Y Apolodoro se retira á trabajar en un cuento largo ó pequeña novela, sentimental y poética, que trae entre manos, porque le ha entrado, á despecho de su padre, una gran comezón por ser literato, puro literato, no pensador, ni filósofo, ni sociólogo, sino poeta, aunque sea en prosa, y cuenta las angustias de un primer amor y lima y acaricia la forma que quiere salga amorosa y dulce al oído y se esmera en los remates psicológicos, y á tal propósito analiza sus propios sentimientos y va ya á sus entrevistas de amor con una finalidad artística. Empieza á amar para hacer literatura y ha erigido dentro de sí el teatro y se contempla y se estudia y analiza su amor.

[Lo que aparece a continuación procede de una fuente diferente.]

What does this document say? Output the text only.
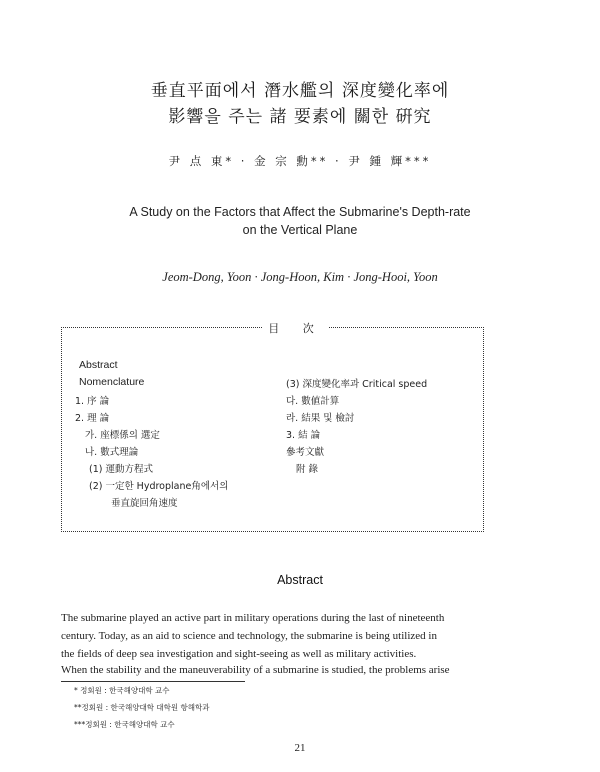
垂直平面에서 潛水艦의 深度變化率에
影響을 주는 諸 要素에 關한 硏究
尹 点 東* · 金 宗 勳** · 尹 鍾 輝***
A Study on the Factors that Affect the Submarine's Depth-rate
on the Vertical Plane
Jeom-Dong, Yoon · Jong-Hoon, Kim · Jong-Hooi, Yoon
目 次
Abstract
Nomenclature
1. 序 論
2. 理 論
가. 座標係의 選定
나. 數式理論
(1) 運動方程式
(2) 一定한 Hydroplane角에서의
垂直旋回角速度
(3) 深度變化率과 Critical speed
다. 數値計算
라. 結果 및 檢討
3. 結 論
參考文獻
附 錄
Abstract
The submarine played an active part in military operations during the last of nineteenth
century. Today, as an aid to science and technology, the submarine is being utilized in
the fields of deep sea investigation and sight-seeing as well as military activities.
When the stability and the maneuverability of a submarine is studied, the problems arise
* 정회원 : 한국해양대학 교수
**정회원 : 한국해양대학 대학원 항해학과
***정회원 : 한국해양대학 교수
21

«Porque... vamos á ver; después de todo, ¿no me aburro con Clarita? ¿no es estúpida la conversación que me da? ¿tiene acaso algún ingenio la pobre muchacha? ¿dice más que gansadas y vulgaridades? La quiero por inercia, por hábito; soy una víctima del amor. Sé todo esto, pero así que me encuentro á su lado lo olvido ya y no discurro. Y en cuanto á guapa... no, no es guapa; es como tantas otras... pero, sí, ¡es la más guapa! ¿No será que me he acostumbrado á su cara?»